Colleagues,
We continue to evaluate public health conditions in our region and assess the impacts of evolving data on the well-being of our students and employees as well as the operational impacts to our colleges. In the last two weeks, we have prepared to expand our districtwide testing capacity as needed and we are seeing case rates in our communities begin to flatten or even decrease. That said, case numbers are still amongst the highest they have been during the entire pandemic, underscoring health and staffing concerns for our colleges.
With that as a backdrop, beginning on January 31, our “difficult to convert” courses that were originally scheduled in-person this semester (science labs, arts classes, and other lab/activity classes) will resume on ground instruction.
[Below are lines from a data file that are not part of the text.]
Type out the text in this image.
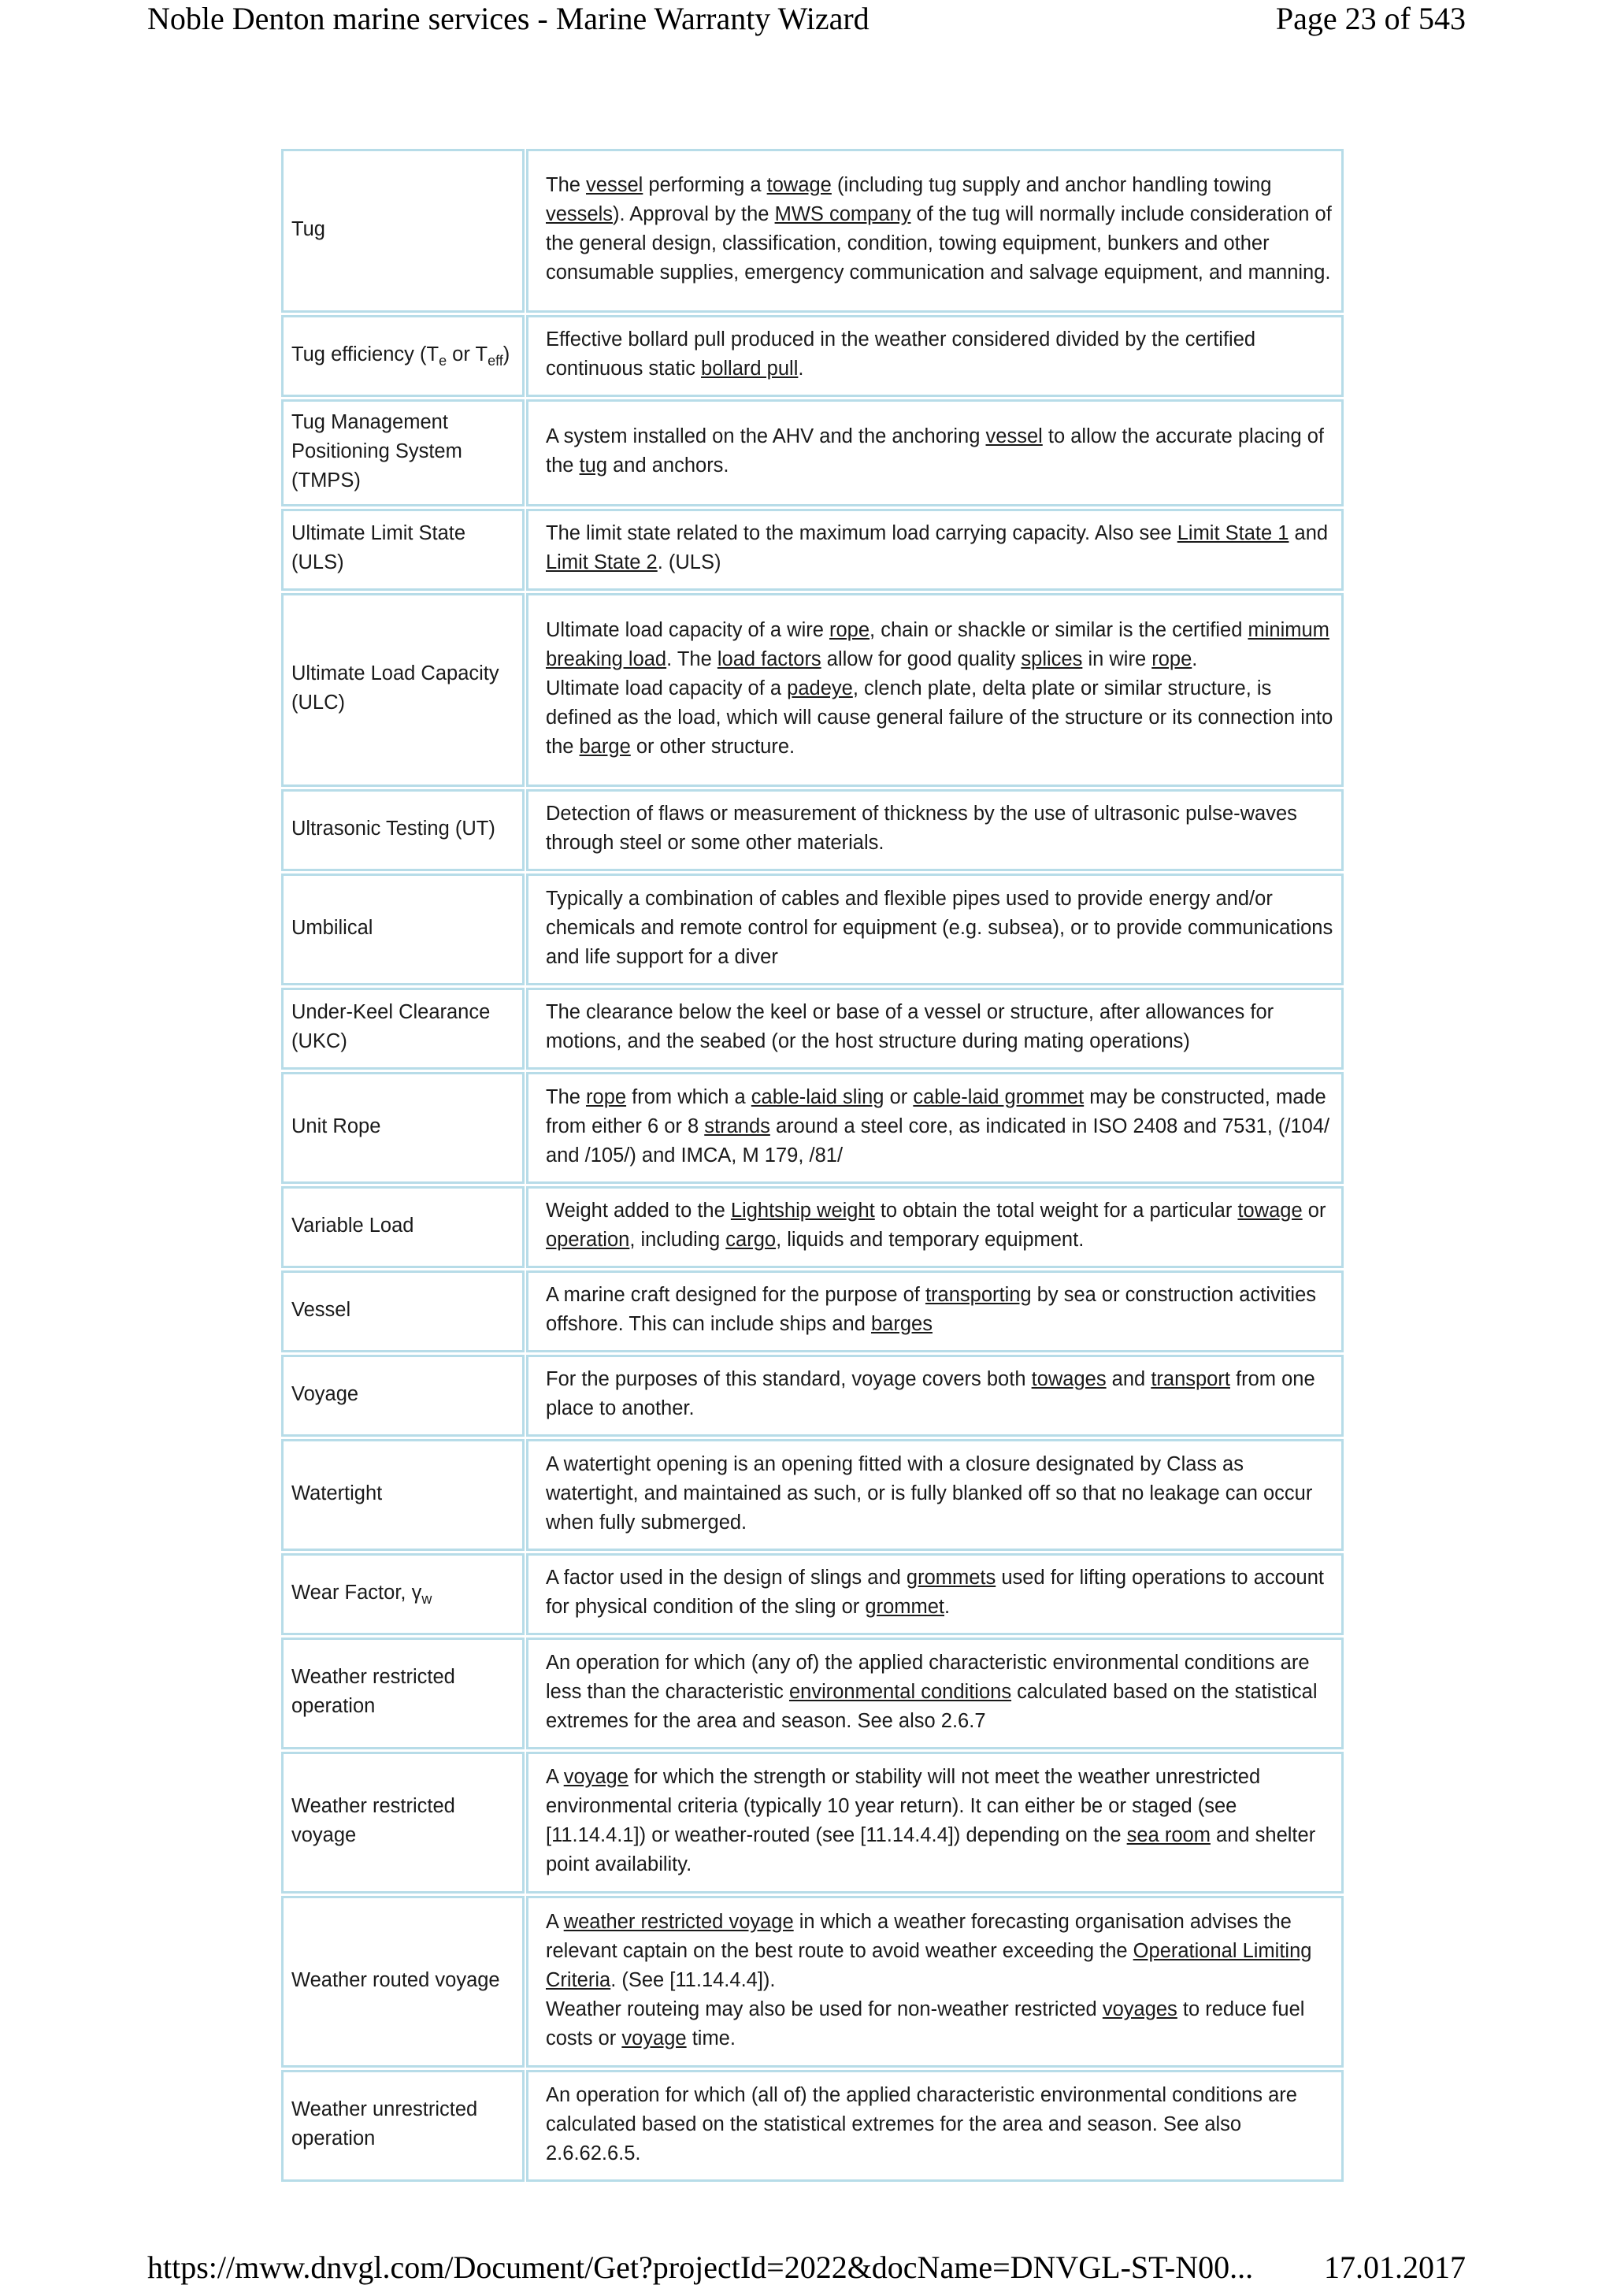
Noble Denton marine services - Marine Warranty Wizard	Page 23 of 543
Tug	The vessel performing a towage (including tug supply and anchor handling towing vessels). Approval by the MWS company of the tug will normally include consideration of the general design, classification, condition, towing equipment, bunkers and other consumable supplies, emergency communication and salvage equipment, and manning.

Tug efficiency ($T_e$ or $T_{eff}$)	Effective bollard pull produced in the weather considered divided by the certified continuous static bollard pull.

Tug Management Positioning System (TMPS)	A system installed on the AHV and the anchoring vessel to allow the accurate placing of the tug and anchors.

Ultimate Limit State (ULS)	The limit state related to the maximum load carrying capacity. Also see Limit State 1 and Limit State 2. (ULS)

Ultimate Load Capacity (ULC)	Ultimate load capacity of a wire rope, chain or shackle or similar is the certified minimum breaking load. The load factors allow for good quality splices in wire rope.

Ultimate load capacity of a padeye, clench plate, delta plate or similar structure, is defined as the load, which will cause general failure of the structure or its connection into the barge or other structure.

Ultrasonic Testing (UT)	Detection of flaws or measurement of thickness by the use of ultrasonic pulse-waves through steel or some other materials.

Umbilical	Typically a combination of cables and flexible pipes used to provide energy and/or chemicals and remote control for equipment (e.g. subsea), or to provide communications and life support for a diver

Under-Keel Clearance (UKC)	The clearance below the keel or base of a vessel or structure, after allowances for motions, and the seabed (or the host structure during mating operations)

Unit Rope	The rope from which a cable-laid sling or cable-laid grommet may be constructed, made from either 6 or 8 strands around a steel core, as indicated in ISO 2408 and 7531, (/104/ and /105/) and IMCA, M 179, /81/

Variable Load	Weight added to the Lightship weight to obtain the total weight for a particular towage or operation, including cargo, liquids and temporary equipment.

Vessel	A marine craft designed for the purpose of transporting by sea or construction activities offshore. This can include ships and barges

Voyage	For the purposes of this standard, voyage covers both towages and transport from one place to another.

Watertight	A watertight opening is an opening fitted with a closure designated by Class as watertight, and maintained as such, or is fully blanked off so that no leakage can occur when fully submerged.

Wear Factor, $\gamma_w$	A factor used in the design of slings and grommets used for lifting operations to account for physical condition of the sling or grommet.

Weather restricted operation	An operation for which (any of) the applied characteristic environmental conditions are less than the characteristic environmental conditions calculated based on the statistical extremes for the area and season. See also 2.6.7

Weather restricted voyage	A voyage for which the strength or stability will not meet the weather unrestricted environmental criteria (typically 10 year return). It can either be or staged (see [11.14.4.1]) or weather-routed (see [11.14.4.4]) depending on the sea room and shelter point availability.

Weather routed voyage	A weather restricted voyage in which a weather forecasting organisation advises the relevant captain on the best route to avoid weather exceeding the Operational Limiting Criteria. (See [11.14.4.4]).

Weather routeing may also be used for non-weather restricted voyages to reduce fuel costs or voyage time.

Weather unrestricted operation	An operation for which (all of) the applied characteristic environmental conditions are calculated based on the statistical extremes for the area and season. See also 2.6.62.6.5.

https://mww.dnvgl.com/Document/Get?projectId=2022&docName=DNVGL-ST-N00... 17.01.2017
A full list of those “difficult to convert” courses and programs can be found on our reopening website. This shift will roughly triple the amount of in-person offerings on our campuses and mitigate negative academic impacts to students in these disciplines.
Other lecture classes and courses that do not fall into the “impossible to convert” or “difficult to convert” categories (about 2,500 sections districtwide) will remain online through Presidents’ Day weekend, with the goal of resuming in-person instruction in those classes on Tuesday, February 22. We expect that cases in our region will continue to decline as our testing capacity expands over the next several weeks, reducing the risk to public health and staffing shortages by then.
Most student services will remain online until Tuesday, February 22 as well.
For more specific information about the status of your particular class or service area, please contact your area dean or supervisor.